YOUR UNCLE is Ben Hogan?" That question was my earliest indicator that there was something special about my Uncle Ben. I knew he was a golfer and that he was good, but when I was a kid, the awe in people's voices at the mention of his name was more than I could understand. I don't think I truly appreciated his accomplishments until last year when I took up golf, and I use the phrase loosely because after four months of lessons I still stink.
My grandmother Sarah Harriman was Valerie Hogan's sister, so the Hogans were my great-aunt and -uncle. I grew up far away from them, in Laguna Beach, Calif., but I remember many summer visits to Texas and dinners at their house. Uncle Ben would go to his closet, pull out a club and try to teach my brother and me how to hold and swing it. Sometimes he'd let us take a little swing indoors—much to the horror of my grandmother and aunt, who would cry, "Watch out for the chandelier!" Uncle Ben would have a gleam in his eye that told me he didn't care if we broke everything in the room. He was in his 60s by then, and he and Aunt Valerie didn't have any kids of their own. He simply wanted to pass on his love of the game. Too bad I can't remember any of those lessons now.
As I grew older and began to understand what he had achieved, I realized I wanted to brag a little that he was my uncle. I had the chance to go with him to Colonial Country Club once or twice to see his trophies and medals. It was the only time he ever talked about his accomplishments.
When my uncle died almost 11 years ago, many of his friends urged Aunt Valerie to start a foundation, but she felt that was too much of a challenge for her in her twilight years. I only learned after her death eight years ago that she wanted me to pick up where she had left off.
May 25, 2008
I hadn't a clue where to begin, so I started by simply keeping up with the photo and memorabilia requests that Aunt Valerie had handled. In the process I met a lot of great people who revered my uncle and wanted to help. Finally, in 2006, I had built up the resources and friendships that enabled me to get started. The Ben Hogan Foundation has since assembled a board of directors, hired an executive director and formulated a plan and purpose. We decided to give money to causes that my uncle would have supported, such as higher education, children's health care and programs to help military families.
The foundation received its 501(c)(3) certification a little less than a year ago. Since then we have donated funds to First Tee in Fort Worth and have partnered with Cook Children's Medical Center and Children's Medical Center of Dallas to support Camp Broncho in North Texas, a summer camp for children with acute asthma.

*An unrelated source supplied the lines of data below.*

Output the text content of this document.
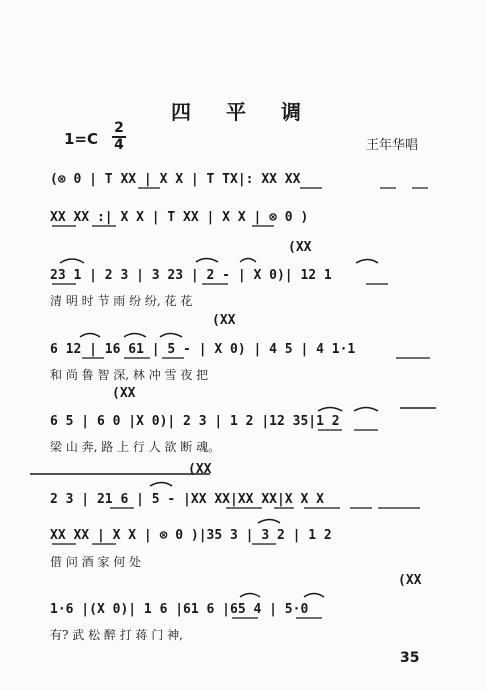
四 平 调
1=C
2
4	王年华唱
(⊗ 0 | T XX | X X | T TX|: XX XX
XX XX :| X X | T XX | X X | ⊗ 0 )
(XX
23 1 | 2 3 | 3 23 | 2 - | X 0)| 12 1
清 明 时 节 雨 纷 纷, 花 花
(XX
6 12 | 16 61 | 5 - | X 0) | 4 5 | 4 1·1
和 尚 鲁 智 深, 林 冲 雪 夜 把
(XX
6 5 | 6 0 |X 0)| 2 3 | 1 2 |12 35|1 2
梁 山 奔, 路 上 行 人 欲 断 魂。
(XX
2 3 | 21 6 | 5 - |XX XX|XX XX|X X X
XX XX | X X | ⊗ 0 )|35 3 | 3 2 | 1 2
借 问 酒 家 何 处
(XX
1·6 |(X 0)| 1 6 |61 6 |65 4 | 5·0
有? 武 松 醉 打 蒋 门 神,
35
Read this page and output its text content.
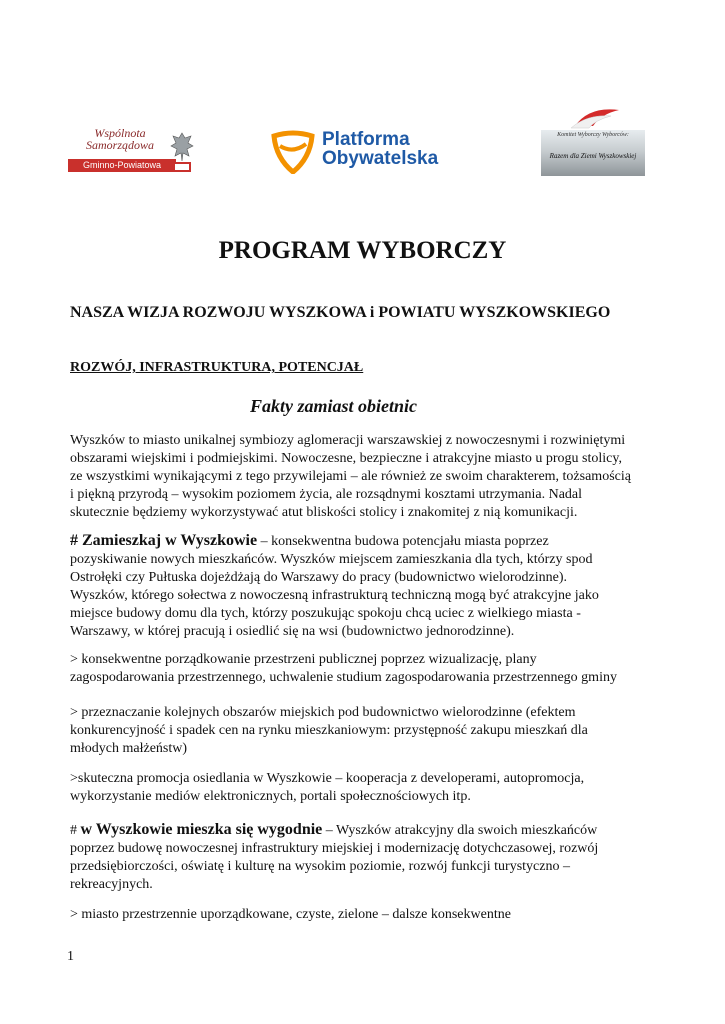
Wspólnota
Samorządowa
Gminno-Powiatowa
Platforma
Obywatelska
Komitet Wyborczy Wyborców:
Razem dla Ziemi Wyszkowskiej
PROGRAM WYBORCZY
NASZA WIZJA ROZWOJU WYSZKOWA i POWIATU WYSZKOWSKIEGO
ROZWÓJ, INFRASTRUKTURA, POTENCJAŁ
Fakty zamiast obietnic
Wyszków to miasto unikalnej symbiozy aglomeracji warszawskiej z nowoczesnymi i rozwiniętymi
obszarami wiejskimi i podmiejskimi. Nowoczesne, bezpieczne i atrakcyjne miasto u progu stolicy,
ze wszystkimi wynikającymi z tego przywilejami – ale również ze swoim charakterem, tożsamością
i piękną przyrodą – wysokim poziomem życia, ale rozsądnymi kosztami utrzymania. Nadal
skutecznie będziemy wykorzystywać atut bliskości stolicy i znakomitej z nią komunikacji.
# Zamieszkaj w Wyszkowie – konsekwentna budowa potencjału miasta poprzez
pozyskiwanie nowych mieszkańców. Wyszków miejscem zamieszkania dla tych, którzy spod
Ostrołęki czy Pułtuska dojeżdżają do Warszawy do pracy (budownictwo wielorodzinne).
Wyszków, którego sołectwa z nowoczesną infrastrukturą techniczną mogą być atrakcyjne jako
miejsce budowy domu dla tych, którzy poszukując spokoju chcą uciec z wielkiego miasta -
Warszawy, w której pracują i osiedlić się na wsi (budownictwo jednorodzinne).
> konsekwentne porządkowanie przestrzeni publicznej poprzez wizualizację, plany
zagospodarowania przestrzennego, uchwalenie studium zagospodarowania przestrzennego gminy
> przeznaczanie kolejnych obszarów miejskich pod budownictwo wielorodzinne (efektem
konkurencyjność i spadek cen na rynku mieszkaniowym: przystępność zakupu mieszkań dla
młodych małżeństw)
>skuteczna promocja osiedlania w Wyszkowie – kooperacja z developerami, autopromocja,
wykorzystanie mediów elektronicznych, portali społecznościowych itp.
# w Wyszkowie mieszka się wygodnie – Wyszków atrakcyjny dla swoich mieszkańców
poprzez budowę nowoczesnej infrastruktury miejskiej i modernizację dotychczasowej, rozwój
przedsiębiorczości, oświatę i kulturę na wysokim poziomie, rozwój funkcji turystyczno –
rekreacyjnych.
> miasto przestrzennie uporządkowane, czyste, zielone – dalsze konsekwentne
1
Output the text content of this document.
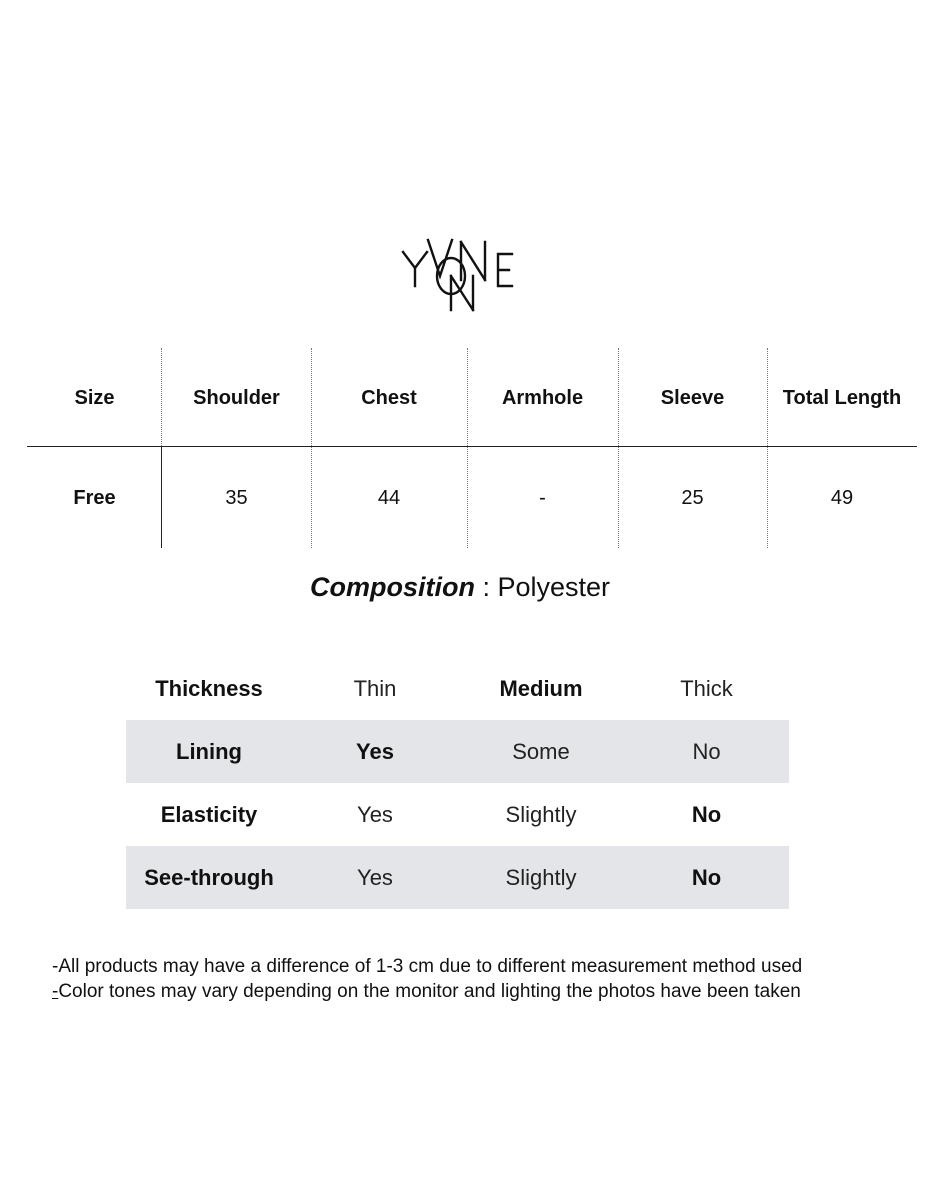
Size	Shoulder	Chest	Armhole	Sleeve	Total Length
Free	35	44	-	25	49
Composition : Polyester
Thickness	Thin	Medium	Thick
Lining	Yes	Some	No
Elasticity	Yes	Slightly	No
See-through	Yes	Slightly	No
-All products may have a difference of 1-3 cm due to different measurement method used
-Color tones may vary depending on the monitor and lighting the photos have been taken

With the PGA Tour returning this week for the Colonial and the Ben Hogan Award dinner in Fort Worth on May 18, I've been thinking a lot about my uncle. I know he'd be happy to see that he's still so honored. I'm awed by what he achieved during his remarkable life and inspired by all that I hope we will achieve on his behalf through the foundation.
Now if I could find time to dig my own game out of the dirt.